The results for Prisma and this network will probably never match, for the simple reason that they are using pre trained Texture Networks, possibly similar to the ones from the paper Perceptual Losses for Real-Time Style Transfer and Super-Resolution. They require just one forward pass through the VGG network to create a stylized image. The obvious drawback is that for each style, you must train a new Neural network for roughly 4-5 hours on the MS COCO dataset using that style image and that random styles images cannot be used. For an implementation, look to chainer fast neural style.

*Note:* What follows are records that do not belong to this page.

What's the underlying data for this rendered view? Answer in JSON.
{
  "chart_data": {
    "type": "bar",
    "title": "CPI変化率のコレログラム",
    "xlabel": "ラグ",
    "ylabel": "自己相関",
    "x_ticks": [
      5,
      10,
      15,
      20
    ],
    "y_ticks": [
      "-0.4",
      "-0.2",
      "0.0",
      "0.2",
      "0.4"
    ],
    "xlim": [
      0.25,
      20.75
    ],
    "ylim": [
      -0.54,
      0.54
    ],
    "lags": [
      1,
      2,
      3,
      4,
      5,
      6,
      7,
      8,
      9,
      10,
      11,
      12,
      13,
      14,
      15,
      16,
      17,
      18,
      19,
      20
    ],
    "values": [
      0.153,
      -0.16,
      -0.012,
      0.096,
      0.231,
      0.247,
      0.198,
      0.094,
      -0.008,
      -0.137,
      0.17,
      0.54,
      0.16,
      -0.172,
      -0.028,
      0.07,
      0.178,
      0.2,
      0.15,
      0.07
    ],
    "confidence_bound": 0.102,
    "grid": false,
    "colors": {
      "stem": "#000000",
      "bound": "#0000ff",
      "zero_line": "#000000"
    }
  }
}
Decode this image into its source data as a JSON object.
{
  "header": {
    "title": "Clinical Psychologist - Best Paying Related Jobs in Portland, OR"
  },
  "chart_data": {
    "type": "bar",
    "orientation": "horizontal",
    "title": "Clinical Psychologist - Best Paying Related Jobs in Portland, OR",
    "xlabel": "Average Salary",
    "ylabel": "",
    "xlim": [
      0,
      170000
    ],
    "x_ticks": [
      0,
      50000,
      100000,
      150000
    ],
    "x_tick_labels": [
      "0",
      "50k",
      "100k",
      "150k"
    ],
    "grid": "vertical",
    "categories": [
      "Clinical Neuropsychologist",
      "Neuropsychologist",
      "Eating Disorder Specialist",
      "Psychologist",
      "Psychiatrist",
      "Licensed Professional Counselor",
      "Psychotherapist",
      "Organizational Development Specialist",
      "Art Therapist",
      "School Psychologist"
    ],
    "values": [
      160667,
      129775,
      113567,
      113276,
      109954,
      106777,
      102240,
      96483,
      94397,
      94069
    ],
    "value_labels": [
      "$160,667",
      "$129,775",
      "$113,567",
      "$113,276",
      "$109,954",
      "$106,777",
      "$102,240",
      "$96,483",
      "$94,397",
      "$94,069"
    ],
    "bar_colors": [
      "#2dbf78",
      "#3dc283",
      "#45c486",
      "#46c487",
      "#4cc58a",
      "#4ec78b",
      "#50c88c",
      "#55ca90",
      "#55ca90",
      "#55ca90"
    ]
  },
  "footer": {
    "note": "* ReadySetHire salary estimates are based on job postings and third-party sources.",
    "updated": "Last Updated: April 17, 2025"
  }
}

This network on the other hand requires no pertaining of the specific style, but requires exorbitant amount of time in forward and backward passes through the VGG network. Benefits include control over how strongly the style is applied and the fact that any image can become a style. The added benefit is that the generated image can then be passed through an external Image Super resolution implementation to scale the image to any size with near lossless results.
In fact I recently added the parameters to perform style transfer without transferring color. It seems to work well and produces good images in the same color as the content image without destroying the content. I still want to attempt to implement Style transfer to Videos as well, but my GPU is already looking dated.. If only I could switch GPUs on a laptop, but that's a pipedream for now.
I myself am currently using cuDNN 5.1 (5103) on Windows 10 with CUDA 7.5, Theano 0.9.0 dev2 and bleeding edge Keras from github (BatchNorm had a small bug that was causing nan's but was fixed post release of 1.0.7). Feel free to update since 5.1 has better support for the Pascal Architecture of the 1060-1080 GPUs.
@titu1994 Thanks for the info and the update. I got cuDNN 5.1 (5105) going with WIN 10, CUDA 8.0 RC, and Theano 0.90 dev2, and updated to Keras 1.0.7. On a Cifar-10 test I'm only seeing about a 7% speedup.. vs cudnn 5004. Not the 2.7x I read about. Maybe if I turned off all the image augmentation I'd see a more noticeable gain. Or maybe my CNN's are not the right kind. Anyways, thanks for the background on Prisma and the latest with the INetwork. I will certainly look up that paper.
@kfinla The 2.7x speed up is mainly for VGG networks which contain multiple stacks of Conv layers with 3x3 pool sizes. So other architectures may not see that great a performance improvement.